L’économie de l’Afrique a quadruplé depuis le tournant du nouveau millénaire. Surpassant le reste du monde sur le plan de la croissance économique, l’Afrique subsaharienne a fini de dissiper tous les doutes quant à la dynamique ascendante qu’emprunte le continent.

Hormis les habitants des 10 pays africains où l’Union africaine ou les Nations unies gardent des forces de maintien de la paix, 85 % des Africains vivent aujourd’hui dans des pays relativement stables, où règne la paix, et qui génèrent 95 % du produit intérieur brut (PIB) du continent. En effet, 7 des 10 économies mondiales qui enregistrent la plus forte croissance sont africaines.

Et ce n’est pas le seul point positif. Les revenus moyens ont augmenté de 30 % au cours des dix dernières années, après s’être contractés de 20 % entre 1980 et 2000. Les prix des matières premières ont été au cœur de la reprise, mais d’autres facteurs y ont également contribué. Pour exemples, le Rwanda et l’Éthiopie, bien que dépourvus de ressources pétrolières ou minières, figurent ainsi parmi les pays les plus performants du continent. Néanmoins, des défis de taille demeurent sur l’ensemble de l’Afrique. La pauvreté connait certes une réduction, mais celle-ci s’avère bien trop lente dans la plupart des régions. Si les indicateurs sociaux se sont améliorés, les inégalités demeurent. Et, bien que l’investissement direct étranger ait augmenté de manière significative, la création d’emplois reste problématique.

Il ne faut pas chercher bien loin les causes de ces points négatifs. Le changement structurel et la diversification ont été limités. La part de l’agriculture dans le PIB a baissé. Dans le même temps, la croissance du secteur manufacturier s’est vue freinée par la fragmentation des marchés et la faiblesse des infrastructures – avec, notamment, une pénurie d’énergie et une capacité portuaire insuffisante – reste aigüe.

Cela étant, éradiquer la pauvreté au cours des deux décennies à venir reste un objectif réalisable. Si un cadre politique adéquat est mis en place et que les goulots d’étranglement sont éliminés, nous pouvons escompter voir une nouvelle Afrique émerger.

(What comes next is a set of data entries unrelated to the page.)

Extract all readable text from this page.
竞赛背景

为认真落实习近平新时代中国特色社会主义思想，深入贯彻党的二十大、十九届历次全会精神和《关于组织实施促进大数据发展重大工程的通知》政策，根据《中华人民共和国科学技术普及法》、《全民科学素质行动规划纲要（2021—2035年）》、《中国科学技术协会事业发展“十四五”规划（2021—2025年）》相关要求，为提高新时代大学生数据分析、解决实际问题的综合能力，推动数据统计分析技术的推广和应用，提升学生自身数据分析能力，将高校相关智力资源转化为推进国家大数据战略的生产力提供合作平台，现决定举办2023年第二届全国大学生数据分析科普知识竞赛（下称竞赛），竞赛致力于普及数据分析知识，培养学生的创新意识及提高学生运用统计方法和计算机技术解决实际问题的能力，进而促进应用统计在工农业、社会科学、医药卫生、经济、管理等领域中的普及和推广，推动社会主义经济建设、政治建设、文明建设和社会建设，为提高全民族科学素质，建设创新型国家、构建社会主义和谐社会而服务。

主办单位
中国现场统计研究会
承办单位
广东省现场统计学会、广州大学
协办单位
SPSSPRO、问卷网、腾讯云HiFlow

Il importe de ne pas oublier que ce que l’on appelle la « nouvelle Afrique » est un continent composé de 54 pays, répartis dans cinq régions. L’Afrique n’est pas un ensemble monolithique. La crise actuelle de l’Ebola a encore une fois révélé la tendance, qui existe depuis l’extérieur, à qualifier le continent comme une seule et même entité. La notion de « ruée vers l’Afrique » de ce 21e siècle est tout aussi pernicieuse qu’a pu l’être la première « ruée » de la fin du 19e siècle. La seule généralisation que l’on peut s’accorder sans se tromper est celle-ci : l’Afrique est en marche pour planifier, gérer et commencer à financer son propre destin.

Le continent subit l’influence de quatre grandes tendances. Tout d’abord, l’émergence d’un monde économique multipolaire, générant de nouvelles sources d’investissements et de destinations à l’exportation, ainsi qu’une expérience et un savoir-faire certains dans le domaine du développement. Deuxièmement, le potentiel démographique, autrement dit le « capital humain », d’un continent jeune et de plus en plus urbanisé, qui compte 1 milliard d’habitants – un chiffre qui devrait doubler pour atteindre les 2 milliards d’ici à 2050, les deux-tiers de ces habitants vivant dans des villes. Troisièmement, les découvertes incessantes et nombreuses de gisements importants en ressources naturelles, et les défis que posent la gestion et le partage de cette richesse. Quatrièmement, l’opportunité qui est toujours offerte de sauter les étapes qu’ont dû franchir les régions plus développées dans de nombreux secteurs, grâce à l’utilisation de technologies, telles que la téléphonie mobile.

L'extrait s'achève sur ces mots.